环境说明
OS:linux
ARCH:amd64
GOVERSION:1.14.1
syscall实现
在linux下golang调用syscall的接口,文件路径syscall/syscall_unix.go
func Syscall(trap, a1, a2, a3 uintptr) (r1, r2 uintptr, err Errno)
func Syscall6(trap, a1, a2, a3, a4, a5, a6 uintptr) (r1, r2 uintptr, err Errno)
func RawSyscall(trap, a1, a2, a3 uintptr) (r1, r2 uintptr, err Errno)
func RawSyscall6(trap, a1, a2, a3, a4, a5, a6 uintptr) (r1, r2 uintptr, err Errno)
这些函数的实现都是汇编,按照 linux 的 syscall 调用规范,我们只要在汇编中把参数依次传入寄存器,并调用 SYSCALL 指令即可进入内核处理逻辑,系统调用执行完毕之后,返回值放在 RAX 中:
RDI | RSI | RDX | R10 | R8 | R9 | RAX |
---|---|---|---|---|---|---|
参数一 | 参数二 | 参数三 | 参数四 | 参数五 | 参数六 | 系统调用编号/返回值 |
这些函数的底层实现都是汇编代码,文件路径syscall/asm_linux_amd64.s
TEXT ·Syscall(SB),NOSPLIT,$0-56
CALL runtime·entersyscall(SB)
MOVQ a1+8(FP), DI
MOVQ a2+16(FP), SI
MOVQ a3+24(FP), DX
MOVQ trap+0(FP), AX // syscall entry
SYSCALL
// 0xfffffffffffff001 是 linux MAX_ERRNO 取反 转无符号,http://lxr.free-electrons.com/source/include/linux/err.h#L17
CMPQ AX, $0xfffffffffffff001
JLS ok
MOVQ $-1, r1+32(FP)
MOVQ $0, r2+40(FP)
NEGQ AX
MOVQ AX, err+48(FP)
CALL runtime·exitsyscall(SB)
RET
ok:
MOVQ AX, r1+32(FP)
MOVQ DX, r2+40(FP)
MOVQ $0, err+48(FP)
CALL runtime·exitsyscall(SB)
RET
// func Syscall6(trap, a1, a2, a3, a4, a5, a6 uintptr) (r1, r2, err uintptr)

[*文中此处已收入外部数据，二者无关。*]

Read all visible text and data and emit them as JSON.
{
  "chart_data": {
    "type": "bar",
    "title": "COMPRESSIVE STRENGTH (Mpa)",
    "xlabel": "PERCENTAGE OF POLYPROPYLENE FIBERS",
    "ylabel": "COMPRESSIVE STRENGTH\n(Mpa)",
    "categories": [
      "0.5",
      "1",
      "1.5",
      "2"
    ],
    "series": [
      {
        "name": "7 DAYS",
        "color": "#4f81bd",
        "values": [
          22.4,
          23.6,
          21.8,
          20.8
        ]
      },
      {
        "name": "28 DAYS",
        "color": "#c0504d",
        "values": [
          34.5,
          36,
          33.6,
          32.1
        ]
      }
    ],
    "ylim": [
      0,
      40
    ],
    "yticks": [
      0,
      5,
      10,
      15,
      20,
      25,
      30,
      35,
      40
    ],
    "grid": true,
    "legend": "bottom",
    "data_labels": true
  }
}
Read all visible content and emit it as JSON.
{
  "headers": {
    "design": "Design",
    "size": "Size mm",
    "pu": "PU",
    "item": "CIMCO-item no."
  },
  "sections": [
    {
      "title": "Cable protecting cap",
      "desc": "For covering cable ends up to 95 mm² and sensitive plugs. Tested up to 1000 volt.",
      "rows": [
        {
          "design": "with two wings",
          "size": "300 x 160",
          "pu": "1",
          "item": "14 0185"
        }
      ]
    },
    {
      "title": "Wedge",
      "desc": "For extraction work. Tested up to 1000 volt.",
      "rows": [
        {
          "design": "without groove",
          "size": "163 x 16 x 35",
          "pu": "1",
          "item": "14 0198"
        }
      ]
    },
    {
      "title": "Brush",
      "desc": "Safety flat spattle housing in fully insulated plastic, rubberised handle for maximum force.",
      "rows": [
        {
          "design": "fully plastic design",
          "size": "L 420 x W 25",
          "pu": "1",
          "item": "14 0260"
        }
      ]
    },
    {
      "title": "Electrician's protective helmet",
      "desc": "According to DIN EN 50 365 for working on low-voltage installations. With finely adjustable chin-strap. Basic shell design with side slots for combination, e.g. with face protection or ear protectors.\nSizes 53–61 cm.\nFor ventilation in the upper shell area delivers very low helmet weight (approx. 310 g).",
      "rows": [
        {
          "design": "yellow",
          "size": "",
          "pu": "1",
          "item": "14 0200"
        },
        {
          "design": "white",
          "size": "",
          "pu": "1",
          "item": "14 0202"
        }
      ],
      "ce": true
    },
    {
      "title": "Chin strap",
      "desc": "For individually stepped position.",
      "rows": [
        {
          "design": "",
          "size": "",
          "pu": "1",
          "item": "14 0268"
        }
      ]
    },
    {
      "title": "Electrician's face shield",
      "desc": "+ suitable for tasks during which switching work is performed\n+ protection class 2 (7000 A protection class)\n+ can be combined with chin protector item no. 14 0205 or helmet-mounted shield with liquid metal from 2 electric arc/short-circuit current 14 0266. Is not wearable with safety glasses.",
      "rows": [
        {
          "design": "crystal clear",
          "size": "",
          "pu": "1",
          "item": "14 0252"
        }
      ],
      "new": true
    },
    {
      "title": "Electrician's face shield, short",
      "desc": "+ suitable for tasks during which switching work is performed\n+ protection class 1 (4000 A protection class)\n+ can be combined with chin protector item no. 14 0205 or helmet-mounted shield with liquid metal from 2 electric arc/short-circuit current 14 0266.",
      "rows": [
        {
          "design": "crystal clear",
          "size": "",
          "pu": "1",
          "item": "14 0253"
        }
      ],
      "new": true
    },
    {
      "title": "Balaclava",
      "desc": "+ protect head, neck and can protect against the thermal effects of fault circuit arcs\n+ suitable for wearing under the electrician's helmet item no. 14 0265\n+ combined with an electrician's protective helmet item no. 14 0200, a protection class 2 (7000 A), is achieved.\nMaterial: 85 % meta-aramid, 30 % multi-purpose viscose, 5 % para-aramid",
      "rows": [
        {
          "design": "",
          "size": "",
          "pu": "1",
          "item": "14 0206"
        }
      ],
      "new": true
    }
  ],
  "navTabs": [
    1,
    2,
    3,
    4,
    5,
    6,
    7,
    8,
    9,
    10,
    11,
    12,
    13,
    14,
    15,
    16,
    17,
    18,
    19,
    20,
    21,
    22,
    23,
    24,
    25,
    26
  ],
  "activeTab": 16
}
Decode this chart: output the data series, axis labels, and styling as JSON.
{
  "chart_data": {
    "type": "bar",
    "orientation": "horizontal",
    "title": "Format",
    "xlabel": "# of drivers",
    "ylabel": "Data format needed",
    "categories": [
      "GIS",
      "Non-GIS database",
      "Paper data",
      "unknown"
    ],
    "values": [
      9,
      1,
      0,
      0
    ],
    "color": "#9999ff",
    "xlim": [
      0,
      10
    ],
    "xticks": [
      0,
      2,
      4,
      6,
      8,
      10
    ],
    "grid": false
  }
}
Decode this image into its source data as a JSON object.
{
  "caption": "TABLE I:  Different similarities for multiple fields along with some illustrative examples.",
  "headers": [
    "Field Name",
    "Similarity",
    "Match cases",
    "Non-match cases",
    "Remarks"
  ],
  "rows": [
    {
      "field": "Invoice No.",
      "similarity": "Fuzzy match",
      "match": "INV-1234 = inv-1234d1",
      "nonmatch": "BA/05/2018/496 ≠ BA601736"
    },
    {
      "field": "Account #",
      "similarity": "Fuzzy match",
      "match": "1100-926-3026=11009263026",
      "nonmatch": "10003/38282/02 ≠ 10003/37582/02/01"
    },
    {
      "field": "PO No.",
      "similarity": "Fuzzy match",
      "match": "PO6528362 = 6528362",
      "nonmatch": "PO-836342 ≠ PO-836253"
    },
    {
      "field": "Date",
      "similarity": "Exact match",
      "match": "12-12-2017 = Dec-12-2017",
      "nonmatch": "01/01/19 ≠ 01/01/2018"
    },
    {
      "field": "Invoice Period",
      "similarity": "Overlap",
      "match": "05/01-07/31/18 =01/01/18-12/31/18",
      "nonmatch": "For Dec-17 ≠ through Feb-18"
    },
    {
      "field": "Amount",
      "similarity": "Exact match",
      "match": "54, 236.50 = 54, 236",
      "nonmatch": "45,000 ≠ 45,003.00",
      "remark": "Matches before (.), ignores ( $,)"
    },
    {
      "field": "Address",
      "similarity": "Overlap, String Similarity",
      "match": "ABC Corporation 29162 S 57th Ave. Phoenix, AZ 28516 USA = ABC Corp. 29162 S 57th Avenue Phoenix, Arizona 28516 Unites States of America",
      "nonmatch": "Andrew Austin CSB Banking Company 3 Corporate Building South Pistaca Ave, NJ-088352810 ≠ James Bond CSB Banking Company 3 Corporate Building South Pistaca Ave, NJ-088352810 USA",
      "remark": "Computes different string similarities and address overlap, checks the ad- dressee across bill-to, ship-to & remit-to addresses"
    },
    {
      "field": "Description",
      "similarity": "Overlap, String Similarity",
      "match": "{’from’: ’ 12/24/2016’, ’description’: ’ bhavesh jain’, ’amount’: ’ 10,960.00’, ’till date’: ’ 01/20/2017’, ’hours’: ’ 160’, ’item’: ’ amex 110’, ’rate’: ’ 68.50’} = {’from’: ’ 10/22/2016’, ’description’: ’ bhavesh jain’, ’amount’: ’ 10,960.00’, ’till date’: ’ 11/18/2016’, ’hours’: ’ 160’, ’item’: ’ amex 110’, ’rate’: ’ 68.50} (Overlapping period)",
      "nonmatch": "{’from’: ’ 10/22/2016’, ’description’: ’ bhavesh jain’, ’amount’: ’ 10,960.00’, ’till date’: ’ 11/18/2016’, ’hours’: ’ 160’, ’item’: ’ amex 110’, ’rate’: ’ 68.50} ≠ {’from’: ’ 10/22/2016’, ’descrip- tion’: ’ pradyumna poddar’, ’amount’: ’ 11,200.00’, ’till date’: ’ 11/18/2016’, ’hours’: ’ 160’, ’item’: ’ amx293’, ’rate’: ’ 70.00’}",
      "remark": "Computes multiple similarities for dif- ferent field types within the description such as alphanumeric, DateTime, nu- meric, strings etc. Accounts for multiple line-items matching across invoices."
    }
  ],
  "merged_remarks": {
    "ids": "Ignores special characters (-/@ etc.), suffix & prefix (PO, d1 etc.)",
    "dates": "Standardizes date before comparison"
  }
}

TEXT ·Syscall6(SB),NOSPLIT,$0-80
CALL runtime·entersyscall(SB)
MOVQ a1+8(FP), DI
MOVQ a2+16(FP), SI
MOVQ a3+24(FP), DX
MOVQ a4+32(FP), R10
MOVQ a5+40(FP), R8
MOVQ a6+48(FP), R9
MOVQ trap+0(FP), AX // syscall entry
SYSCALL
CMPQ AX, $0xfffffffffffff001
JLS ok6
MOVQ $-1, r1+56(FP)
MOVQ $0, r2+64(FP)
NEGQ AX
MOVQ AX, err+72(FP)
CALL runtime·exitsyscall(SB)
RET
ok6:
MOVQ AX, r1+56(FP)
MOVQ DX, r2+64(FP)
MOVQ $0, err+72(FP)
CALL runtime·exitsyscall(SB)
RET
可以看到Syscall和Syscall6函数没有区别,只是在传参的个数上有区别,且在开始系统和结束系统调用时会调用runtime·entersyscall(SB)
和runtime·exitsyscall(SB)
,这样可以让系统调用和runtime进行沟通,让runtime进行调度当前正在调用syscall的g。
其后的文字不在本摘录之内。